Potret Warga Gaza dan Kegelapan Perang Israel-Hamas

Oleh Declan Walsh dan Samar Abu Elouf
Foto oleh Samar Abu Elouf

Samar Abu Elouf, seorang fotojurnalis, menghabiskan berbulan-bulan untuk mendokumentasikan lima orang Palestina di Gaza yang kehidupannya hancur akibat perang. Declan Walsh adalah koresponden internasional untuk The New York Times.

4 Februari 2024

Seorang balita, seorang remaja, seorang ibu, seorang fotojurnalis.
Kehidupan mereka hancur dalam salah satu perang paling mematikan dan merusak di abad ke-21.

Kampanye militer Israel di Gaza, yang sekarang memasuki bulan keempat, seringkali diungkapkan dalam angka-angka tegas dan perbandingan sejarah: Sekitar 27.000 warga Palestina tewas, menurut kementerian kesehatan Gaza. Hampir dua juta orang mengungsi dan lebih dari 60 persen gedung hunian rusak atau hancur di wilayah yang lebih kecil dari Manhattan.

Namun, kehidupan di balik statistik tersebut seringkali tersembunyi.

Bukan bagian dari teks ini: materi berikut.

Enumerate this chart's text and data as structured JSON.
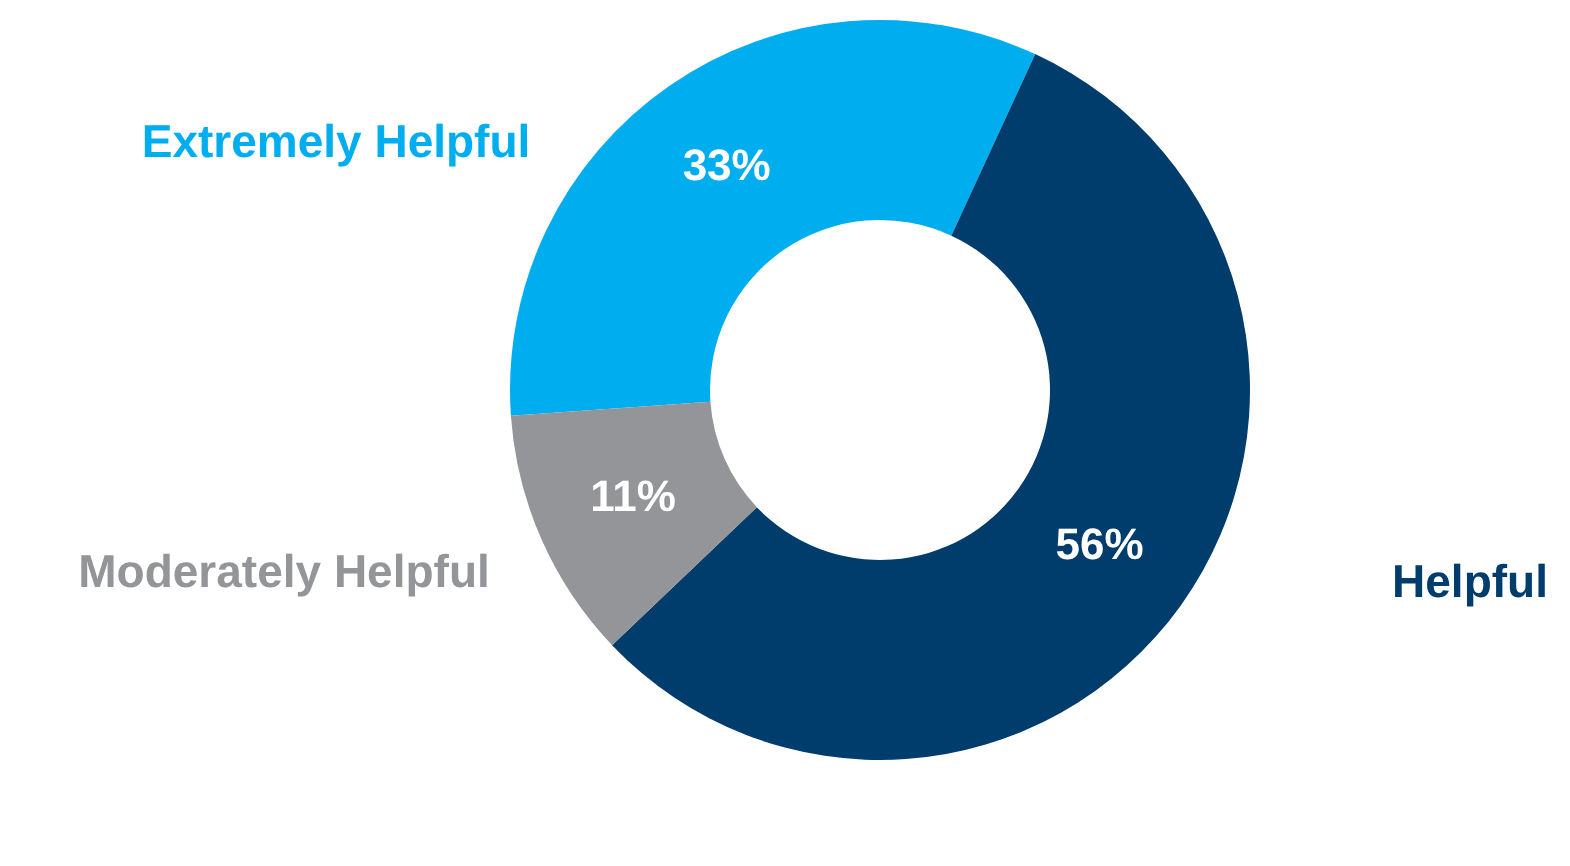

Layanan internet dan telepon seluler sering dimatikan; wartawan internasional tidak dapat masuk ke Gaza kecuali dalam perjalanan diawasi oleh militer Israel; dan puluhan wartawan Palestina telah tewas dalam kampanye militer yang dipicu oleh serangan yang dipimpin oleh Hamas terhadap Israel pada tanggal 7 Oktober.

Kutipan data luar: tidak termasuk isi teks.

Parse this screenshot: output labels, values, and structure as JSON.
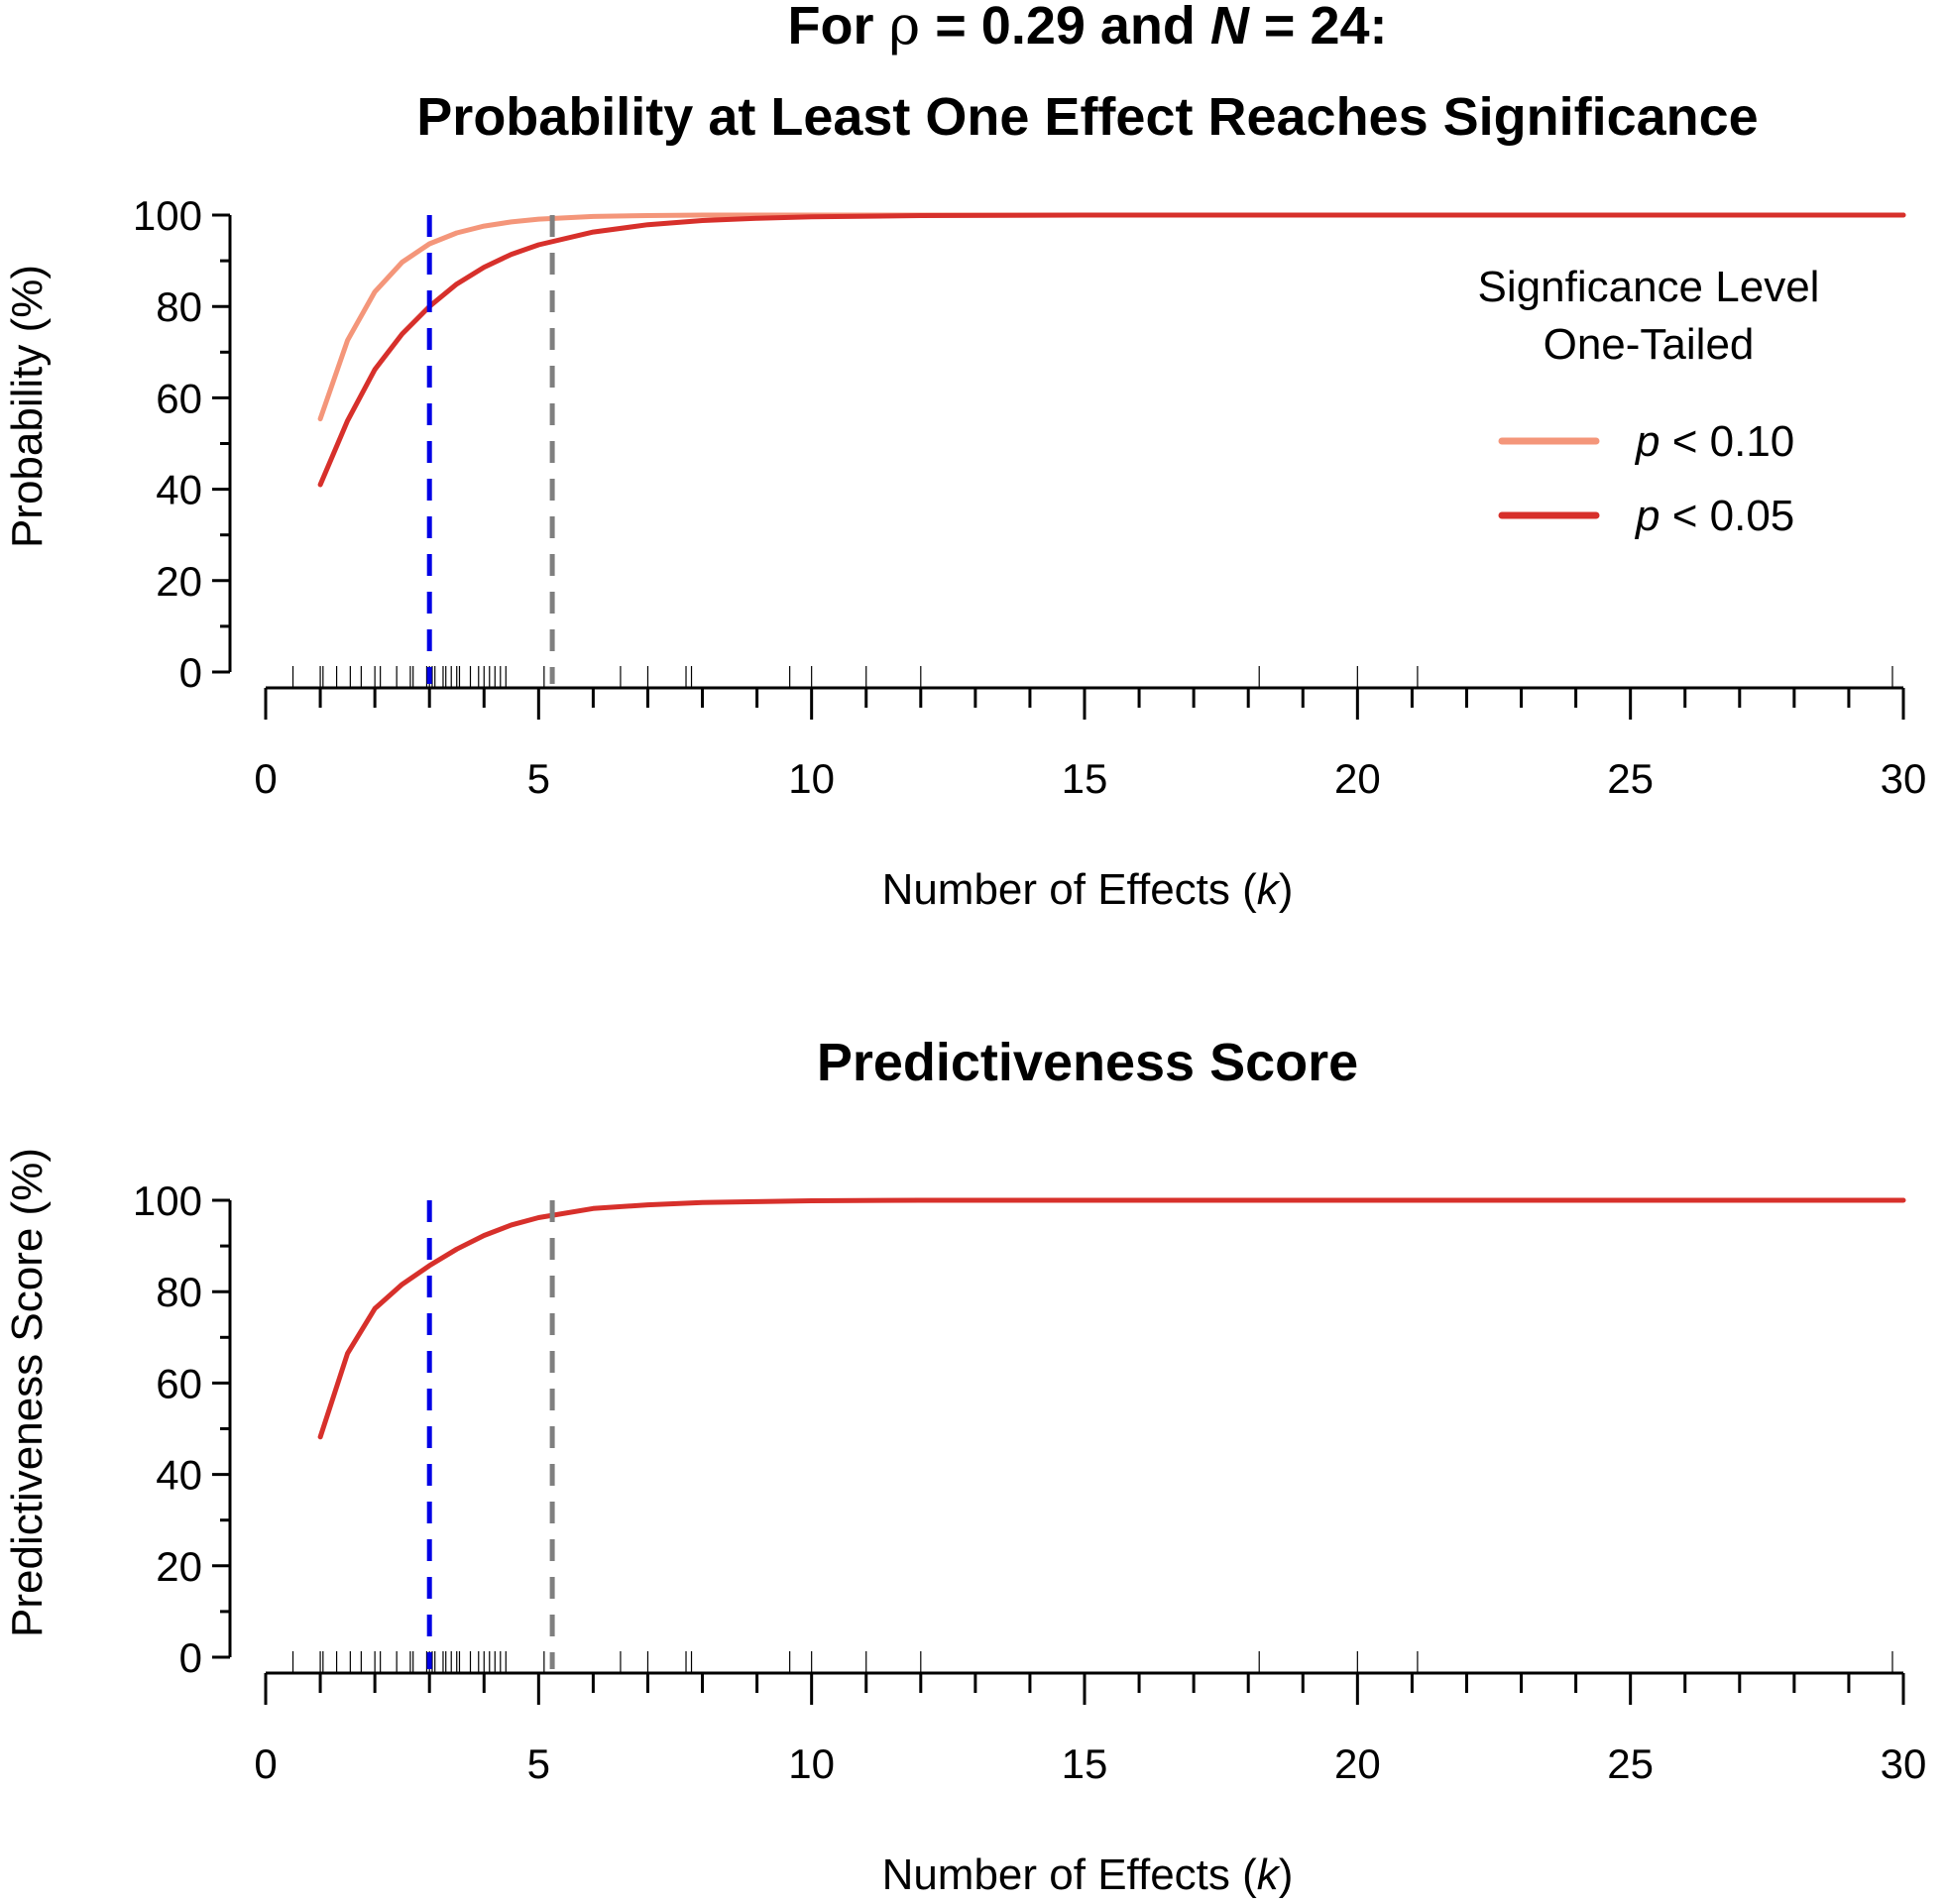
{
  "chart_data": [
    {
      "type": "line",
      "title_line1": [
        "For ",
        "ρ",
        " = 0.29 and ",
        "N",
        " = 24:"
      ],
      "title_line2": "Probability at Least One Effect Reaches Significance",
      "xlabel": [
        "Number of Effects (",
        "k",
        ")"
      ],
      "ylabel": "Probability (%)",
      "xlim": [
        0,
        30
      ],
      "ylim": [
        0,
        100
      ],
      "x_ticks": [
        0,
        5,
        10,
        15,
        20,
        25,
        30
      ],
      "y_ticks": [
        0,
        20,
        40,
        60,
        80,
        100
      ],
      "legend": {
        "title_line1": "Signficance Level",
        "title_line2": "One-Tailed",
        "position": "top-right"
      },
      "series": [
        {
          "name": [
            "p",
            " < 0.10"
          ],
          "color": "#F4967A",
          "x": [
            1,
            1.5,
            2,
            2.5,
            3,
            3.5,
            4,
            4.5,
            5,
            6,
            7,
            8,
            9,
            10,
            12,
            15,
            20,
            25,
            30
          ],
          "values": [
            55.4,
            72.6,
            83.2,
            89.7,
            93.7,
            96.1,
            97.6,
            98.5,
            99.1,
            99.7,
            99.9,
            100,
            100,
            100,
            100,
            100,
            100,
            100,
            100
          ]
        },
        {
          "name": [
            "p",
            " < 0.05"
          ],
          "color": "#D7302B",
          "x": [
            1,
            1.5,
            2,
            2.5,
            3,
            3.5,
            4,
            4.5,
            5,
            6,
            7,
            8,
            9,
            10,
            12,
            15,
            20,
            25,
            30
          ],
          "values": [
            41.0,
            55.0,
            66.2,
            74.0,
            80.0,
            84.9,
            88.6,
            91.4,
            93.5,
            96.3,
            97.9,
            98.8,
            99.3,
            99.6,
            99.9,
            100,
            100,
            100,
            100
          ]
        }
      ],
      "reference_lines": [
        {
          "x": 3.0,
          "color": "#0000E6",
          "style": "dashed"
        },
        {
          "x": 5.25,
          "color": "#7F7F7F",
          "style": "dashed"
        }
      ],
      "rug": [
        0.5,
        1.0,
        1.05,
        1.3,
        1.55,
        1.75,
        2.0,
        2.1,
        2.4,
        2.65,
        2.7,
        2.95,
        3.0,
        3.05,
        3.1,
        3.25,
        3.3,
        3.4,
        3.5,
        3.55,
        3.75,
        3.9,
        4.0,
        4.1,
        4.2,
        4.3,
        4.4,
        5.1,
        6.5,
        7.0,
        7.7,
        7.8,
        9.6,
        10.0,
        11.0,
        12.0,
        18.2,
        20.0,
        21.1,
        29.8
      ]
    },
    {
      "type": "line",
      "title": "Predictiveness Score",
      "xlabel": [
        "Number of Effects (",
        "k",
        ")"
      ],
      "ylabel": "Predictiveness Score (%)",
      "xlim": [
        0,
        30
      ],
      "ylim": [
        0,
        100
      ],
      "x_ticks": [
        0,
        5,
        10,
        15,
        20,
        25,
        30
      ],
      "y_ticks": [
        0,
        20,
        40,
        60,
        80,
        100
      ],
      "series": [
        {
          "color": "#D7302B",
          "x": [
            1,
            1.5,
            2,
            2.5,
            3,
            3.5,
            4,
            4.5,
            5,
            6,
            7,
            8,
            9,
            10,
            12,
            15,
            20,
            25,
            30
          ],
          "values": [
            48.2,
            66.5,
            76.3,
            81.6,
            85.7,
            89.3,
            92.3,
            94.6,
            96.2,
            98.2,
            99.0,
            99.5,
            99.7,
            99.9,
            100,
            100,
            100,
            100,
            100
          ]
        }
      ],
      "reference_lines": [
        {
          "x": 3.0,
          "color": "#0000E6",
          "style": "dashed"
        },
        {
          "x": 5.25,
          "color": "#7F7F7F",
          "style": "dashed"
        }
      ],
      "rug": [
        0.5,
        1.0,
        1.05,
        1.3,
        1.55,
        1.75,
        2.0,
        2.1,
        2.4,
        2.65,
        2.7,
        2.95,
        3.0,
        3.05,
        3.1,
        3.25,
        3.3,
        3.4,
        3.5,
        3.55,
        3.75,
        3.9,
        4.0,
        4.1,
        4.2,
        4.3,
        4.4,
        5.1,
        6.5,
        7.0,
        7.7,
        7.8,
        9.6,
        10.0,
        11.0,
        12.0,
        18.2,
        20.0,
        21.1,
        29.8
      ]
    }
  ]
}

Samar Abu Elouf, seorang fotojurnalis The New York Times, menghabiskan berbulan-bulan mengikuti beberapa orang Palestina yang tampaknya telah kehilangan segalanya: seorang anak laki-laki dengan anggota tubuh yang terbakar, seorang jurnalis yang kehilangan empat anaknya dalam serangan Israel, seorang balita yatim piatu yang mungkin tidak akan pernah bisa berjalan lagi.

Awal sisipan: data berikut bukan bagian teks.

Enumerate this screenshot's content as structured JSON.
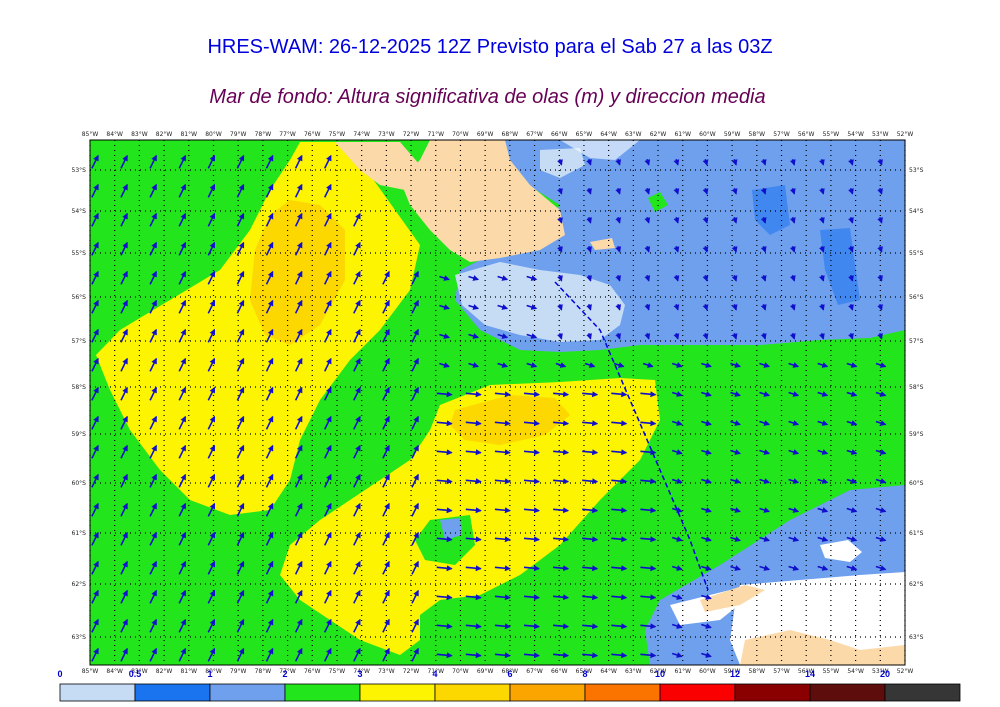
{
  "title": "HRES-WAM: 26-12-2025 12Z Previsto para el Sab 27 a las 03Z",
  "subtitle": "Mar de fondo: Altura significativa de olas (m) y direccion media",
  "map": {
    "lon_labels": [
      "85°W",
      "84°W",
      "83°W",
      "82°W",
      "81°W",
      "80°W",
      "79°W",
      "78°W",
      "77°W",
      "76°W",
      "75°W",
      "74°W",
      "73°W",
      "72°W",
      "71°W",
      "70°W",
      "69°W",
      "68°W",
      "67°W",
      "66°W",
      "65°W",
      "64°W",
      "63°W",
      "62°W",
      "61°W",
      "60°W",
      "59°W",
      "58°W",
      "57°W",
      "56°W",
      "55°W",
      "54°W",
      "53°W",
      "52°W"
    ],
    "lat_labels": [
      "53°S",
      "54°S",
      "55°S",
      "56°S",
      "57°S",
      "58°S",
      "59°S",
      "60°S",
      "61°S",
      "62°S",
      "63°S"
    ],
    "colors": {
      "land": "#fcd9a8",
      "ice": "#ffffff",
      "track": "#0000dd",
      "arrow": "#1010cc"
    }
  },
  "colorbar": {
    "labels": [
      "0",
      "0.5",
      "1",
      "2",
      "3",
      "4",
      "6",
      "8",
      "10",
      "12",
      "14",
      "20"
    ],
    "colors": [
      "#c6dcf5",
      "#1a74f0",
      "#6fa0ee",
      "#22e51b",
      "#fcf400",
      "#fcd700",
      "#fba500",
      "#fb7400",
      "#fb0000",
      "#8a0000",
      "#5e0d0d",
      "#363636"
    ],
    "unit": "m"
  }
}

Kemudian, The Times mengungsikan Nyonya Abu Elouf dan keluarganya pada bulan Desember saat serangan darat Israel meluas ke selatan Gaza.

Sejak itu, Gaza tergelincir ke arah kelaparan. Beberapa penduduk mengatakan mereka makan rumput dan pakan hewan untuk bertahan hidup. Bom-bom raksasa jatuh dekat rumah sakit terakhir yang masih berfungsi. Hujan lebat memukul kamp tenda yang penuh penyakit. Petugas medis yang kelelahan harus membuat pilihan yang mengerikan.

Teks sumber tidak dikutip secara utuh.